Historically, Villa Clara, one of the country’s central provinces, has been regarded as one of the most strategically important areas of Cuba. Although the area has yet to be recognised as one of Cuba’s premier tourist destinations, the coast of Villa Clara is dotted with numerous cays and coral reefs; and there are some good sandy beaches in the north.
The capital of the province, Santa Clara, home to one of the country’s four universities, is interesting enough to warrant a visit.
Around Santa Clara, the land rises into the Alturas de Santa Clara. The highest point in the province is in the Alturas, at 464m above sea level. Villa Clara also has numerous lakes, which are used for both water sports and fishing. The largest Cuban river to drain into the Atlantic, Río Sagua la Grande, is also in Villa Clara province.
Banos de Elguea
Cayo Las Brujas
Cayo Santa Maria
Cayo Santa Maria lies at the western end of the Archipielago de Sabana-Camaguey, 25 km west of Cayo Guillermo, in the Bahia de Buenavista ecosystem, declared by UNESCO as a “Biosphere Reserve”; in a setting rich with endemic species protected by a beach of incomparable beauty, with more than ten kilometers of fine white sand and a sea of varying shades of blue.
The key (cayo) is united to the mainland by an impressive causeway called “El Pedraplen” constructed across the Bahia Buena Vista from the port of Caibarien at a cost of 100 million pesos. This engineering marvel built between 1989 and 1999, is over 48 km long and has 46 bridges, and is worthy of its Puente Alcantara Award. The bridges allow an exchange of tidal waters, an improvement over the earlier Cayo Coco causeway. Paving was completed in 1999, just as Las Brujas Airport was being built on Cayo Las Brujas, 45km northwest of Caibarien.
Travelers from Remedios, a colonial town with its parrish church and to Santa Clara, seat of the Ernesto Che Guevara Memorial, cross crystalline and tranquil waters and keys, and can observe hawks, pelicans and the amazing pink flamingo.
Manicaragua & Escambray Mountains
The coffee plantatoins on the Manicaragua slopes of the Escambray mountains produce coffee beans that are considered to have an “unparalled aroma”. The tobacco grown on the lower planes, El Hoyo de Manicaragua, is used by the cigar factory of Manicaragua City.
The earliest inhabitants, Siboneyes tribesmen, called their home, rather immodestly, Manicaragua, the Arawak language for “The Land of the Brave.”

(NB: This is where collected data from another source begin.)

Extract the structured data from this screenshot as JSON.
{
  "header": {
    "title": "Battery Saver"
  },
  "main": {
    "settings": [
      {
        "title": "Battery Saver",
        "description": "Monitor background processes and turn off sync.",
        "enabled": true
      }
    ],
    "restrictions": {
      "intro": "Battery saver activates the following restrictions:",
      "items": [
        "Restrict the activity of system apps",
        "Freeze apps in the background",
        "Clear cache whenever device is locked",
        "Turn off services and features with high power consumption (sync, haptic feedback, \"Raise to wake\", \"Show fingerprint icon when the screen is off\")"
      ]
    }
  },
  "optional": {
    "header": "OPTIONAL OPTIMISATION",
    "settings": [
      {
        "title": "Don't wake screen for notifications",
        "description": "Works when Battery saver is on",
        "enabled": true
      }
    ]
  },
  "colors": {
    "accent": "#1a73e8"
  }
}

This town is a typical, but beautiful, example of Spanish colonial architecture. The intrusion of the sugar and cattle industries have not detracted from its laid-back atmosphere. The centre is marked by the Plaza Marti and, as with all Spanish cities, the streets span out from the Plaza with well thought out symmetry. The Plaza Marti is similar in style to the Plaza Mayor in Trinidad.
Other interesting things to see are The Museum of the Remedion Parrandas and The Church of San Juan Batista de Remedios.